The Challenges Ahead
For all its promise, embodied AI remains extraordinarily difficult. Several fundamental challenges persist:
- The sim-to-real gap — Policies trained in simulation still frequently fail when confronted with the messiness of the real world: unexpected textures, lighting conditions, object properties, and human behaviour. Closing this gap completely remains an open research problem.
- Long-horizon reasoning — While current systems can perform individual manipulation tasks with increasing reliability, chaining these into extended, multi-step behaviours — making a meal, tidying a room, assisting with a medical procedure — requires a level of planning and adaptation that remains largely unsolved in unstructured settings.
- Sample efficiency — Despite advances in simulation, training embodied systems remains extraordinarily data-hungry. Biological systems learn from remarkably few examples (a child learns to catch a ball in a handful of attempts), while robots typically require thousands or millions of trials.

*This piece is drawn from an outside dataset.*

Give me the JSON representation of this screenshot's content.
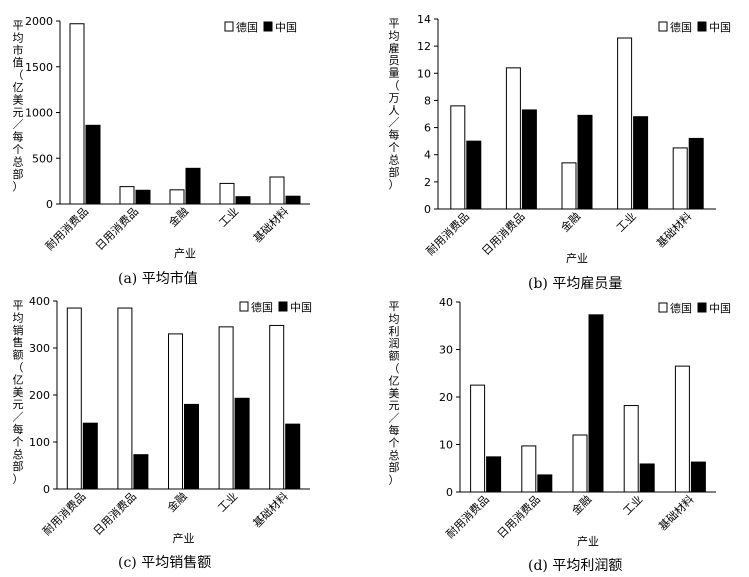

Narrowing this gap is a major focus of current research.
- Safety and robustness — A robot that operates in close proximity to humans must be not just capable but predictably safe. The unpredictability of learned policies — particularly those trained through reinforcement learning — creates challenges for certification and deployment in sensitive environments like healthcare, elder care, and domestic settings.

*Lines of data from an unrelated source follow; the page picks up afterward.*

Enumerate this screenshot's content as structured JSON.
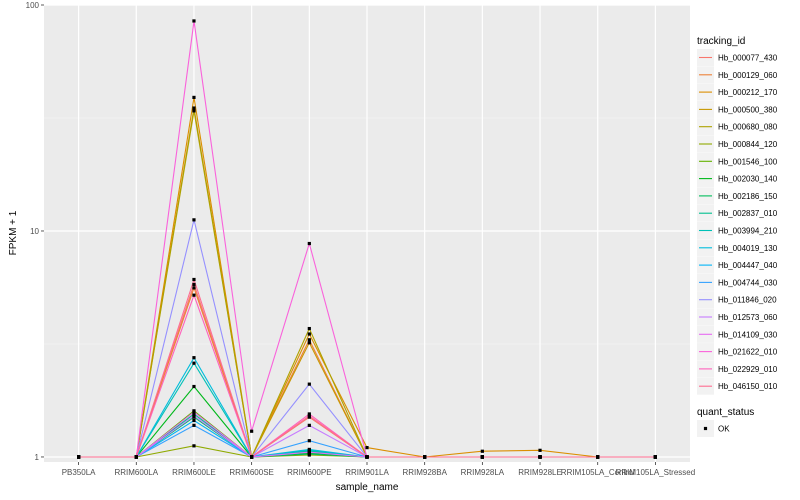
{
  "chart_data": {
    "type": "line",
    "title": "",
    "xlabel": "sample_name",
    "ylabel": "FPKM + 1",
    "y_scale": "log10",
    "ylim": [
      0.95,
      100
    ],
    "y_ticks": [
      1,
      10,
      100
    ],
    "y_tick_labels": [
      "1",
      "10",
      "100"
    ],
    "grid": true,
    "categories": [
      "PB350LA",
      "RRIM600LA",
      "RRIM600LE",
      "RRIM600SE",
      "RRIM600PE",
      "RRIM901LA",
      "RRIM928BA",
      "RRIM928LA",
      "RRIM928LE",
      "RRIM105LA_Control",
      "RRIM105LA_Stressed"
    ],
    "legend": {
      "position": "right",
      "color_title": "tracking_id",
      "shape_title": "quant_status",
      "shape_entries": [
        "OK"
      ]
    },
    "series": [
      {
        "name": "Hb_000077_430",
        "color": "#F8766D",
        "values": [
          1,
          1,
          5.8,
          1,
          1.5,
          1,
          1,
          1,
          1,
          1,
          1
        ]
      },
      {
        "name": "Hb_000129_060",
        "color": "#EC8239",
        "values": [
          1,
          1,
          5.6,
          1,
          3.3,
          1,
          1,
          1,
          1,
          1,
          1
        ]
      },
      {
        "name": "Hb_000212_170",
        "color": "#DB8E00",
        "values": [
          1,
          1,
          39,
          1,
          3.5,
          1.1,
          1,
          1.06,
          1.07,
          1,
          1
        ]
      },
      {
        "name": "Hb_000500_380",
        "color": "#C79800",
        "values": [
          1,
          1,
          35,
          1,
          3.2,
          1,
          1,
          1,
          1,
          1,
          1
        ]
      },
      {
        "name": "Hb_000680_080",
        "color": "#AEA200",
        "values": [
          1,
          1,
          34,
          1,
          3.7,
          1,
          1,
          1,
          1,
          1,
          1
        ]
      },
      {
        "name": "Hb_000844_120",
        "color": "#8FAA00",
        "values": [
          1,
          1,
          1.12,
          1,
          1.02,
          1,
          1,
          1,
          1,
          1,
          1
        ]
      },
      {
        "name": "Hb_001546_100",
        "color": "#64B200",
        "values": [
          1,
          1,
          1.6,
          1,
          1.05,
          1,
          1,
          1,
          1,
          1,
          1
        ]
      },
      {
        "name": "Hb_002030_140",
        "color": "#00B81B",
        "values": [
          1,
          1,
          2.05,
          1,
          1.04,
          1,
          1,
          1,
          1,
          1,
          1
        ]
      },
      {
        "name": "Hb_002186_150",
        "color": "#00BD5C",
        "values": [
          1,
          1,
          1.5,
          1,
          1.03,
          1,
          1,
          1,
          1,
          1,
          1
        ]
      },
      {
        "name": "Hb_002837_010",
        "color": "#00C08E",
        "values": [
          1,
          1,
          1.55,
          1,
          1.06,
          1,
          1,
          1,
          1,
          1,
          1
        ]
      },
      {
        "name": "Hb_003994_210",
        "color": "#00C1B7",
        "values": [
          1,
          1,
          2.6,
          1,
          1.07,
          1,
          1,
          1,
          1,
          1,
          1
        ]
      },
      {
        "name": "Hb_004019_130",
        "color": "#00BDDC",
        "values": [
          1,
          1,
          2.75,
          1,
          1.08,
          1,
          1,
          1,
          1,
          1,
          1
        ]
      },
      {
        "name": "Hb_004447_040",
        "color": "#00B5F7",
        "values": [
          1,
          1,
          1.45,
          1,
          1.05,
          1,
          1,
          1,
          1,
          1,
          1
        ]
      },
      {
        "name": "Hb_004744_030",
        "color": "#35A2FF",
        "values": [
          1,
          1,
          1.38,
          1,
          1.18,
          1,
          1,
          1,
          1,
          1,
          1
        ]
      },
      {
        "name": "Hb_011846_020",
        "color": "#9590FF",
        "values": [
          1,
          1,
          11.2,
          1,
          2.1,
          1,
          1,
          1,
          1,
          1,
          1
        ]
      },
      {
        "name": "Hb_012573_060",
        "color": "#C77CFF",
        "values": [
          1,
          1,
          1.52,
          1,
          1.38,
          1,
          1,
          1,
          1,
          1,
          1
        ]
      },
      {
        "name": "Hb_014109_030",
        "color": "#E76BF3",
        "values": [
          1,
          1,
          1.58,
          1,
          1.05,
          1,
          1,
          1,
          1,
          1,
          1
        ]
      },
      {
        "name": "Hb_021622_010",
        "color": "#FA62DB",
        "values": [
          1,
          1,
          85,
          1.3,
          8.8,
          1,
          1,
          1,
          1,
          1,
          1
        ]
      },
      {
        "name": "Hb_022929_010",
        "color": "#FF62BC",
        "values": [
          1,
          1,
          5.2,
          1,
          1.55,
          1,
          1,
          1,
          1,
          1,
          1
        ]
      },
      {
        "name": "Hb_046150_010",
        "color": "#FF6C91",
        "values": [
          1,
          1,
          6.1,
          1,
          1.52,
          1,
          1,
          1,
          1,
          1,
          1
        ]
      }
    ]
  }
}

- Energy and hardware constraints — Running large foundation models on board a mobile robot, in real time, with limited battery power, remains a significant engineering challenge. Edge computing, model compression, and specialised AI accelerator chips are all active areas of development.
What Embodied AI Means for the Future of Humanoid Robotics
The embodied AI thesis has profound implications for the trajectory of humanoid robotics. If it is correct — if truly general, adaptable intelligence requires physical engagement with the world — then building better chatbots and better robots are not separate enterprises. They are two faces of the same problem.

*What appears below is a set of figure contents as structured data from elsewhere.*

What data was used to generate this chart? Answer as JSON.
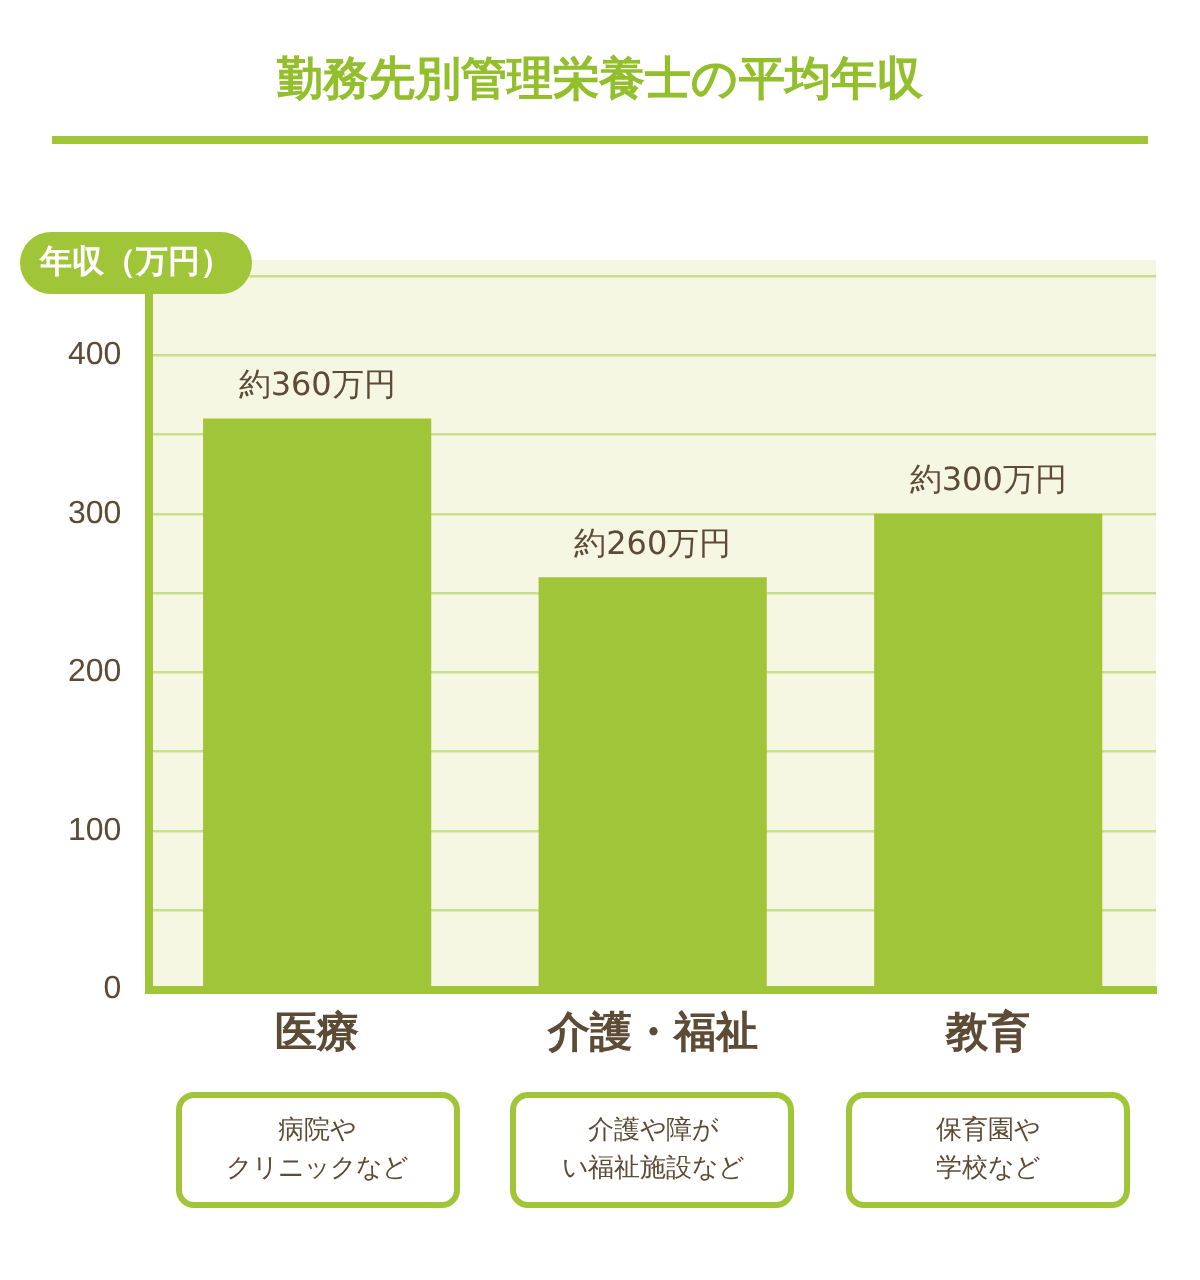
{
  "chart_data": {
    "type": "bar",
    "title": "勤務先別管理栄養士の平均年収",
    "ylabel": "年収（万円）",
    "categories": [
      "医療",
      "介護・福祉",
      "教育"
    ],
    "values": [
      360,
      260,
      300
    ],
    "color": "#a0c538",
    "value_labels": [
      "約360万円",
      "約260万円",
      "約300万円"
    ],
    "ylim": [
      0,
      460
    ],
    "yticks": [
      0,
      {
        "value": 50,
        "label": null
      },
      100,
      {
        "value": 150,
        "label": null
      },
      200,
      {
        "value": 250,
        "label": null
      },
      300,
      {
        "value": 350,
        "label": null
      },
      400,
      {
        "value": 450,
        "label": null
      }
    ],
    "grid": "y",
    "legend": false,
    "annotations": [
      "病院やクリニックなど",
      "介護や障がい福祉施設など",
      "保育園や学校など"
    ]
  }
}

The current generation of humanoid robots — from Boston Dynamics' Atlas to Tesla's Optimus, from Figure's Figure 02 to Agility Robotics' Digit — are, in this framing, not just engineering projects. They are experiments in embodied intelligence: platforms for testing whether physical interaction can produce the kind of robust, adaptable, general-purpose intelligence that disembodied AI has so far failed to deliver.
The stakes are significant. If embodied AI delivers on its promise, the implications extend far beyond robotics. It would suggest that the path to more capable AI runs not through ever-larger language models alone but through the integration of those models with physical bodies — machines that can learn by doing, adapt through experience, and develop an intuitive understanding of the physical world that no amount of text training can provide.
Whether embodied AI proves to be the key that unlocks general-purpose robotics — or merely one important piece of a much larger puzzle — it has already reshaped how researchers and engineers think about intelligence itself. The body, it turns out, is not just a vehicle for the mind. It may be a necessary condition for it.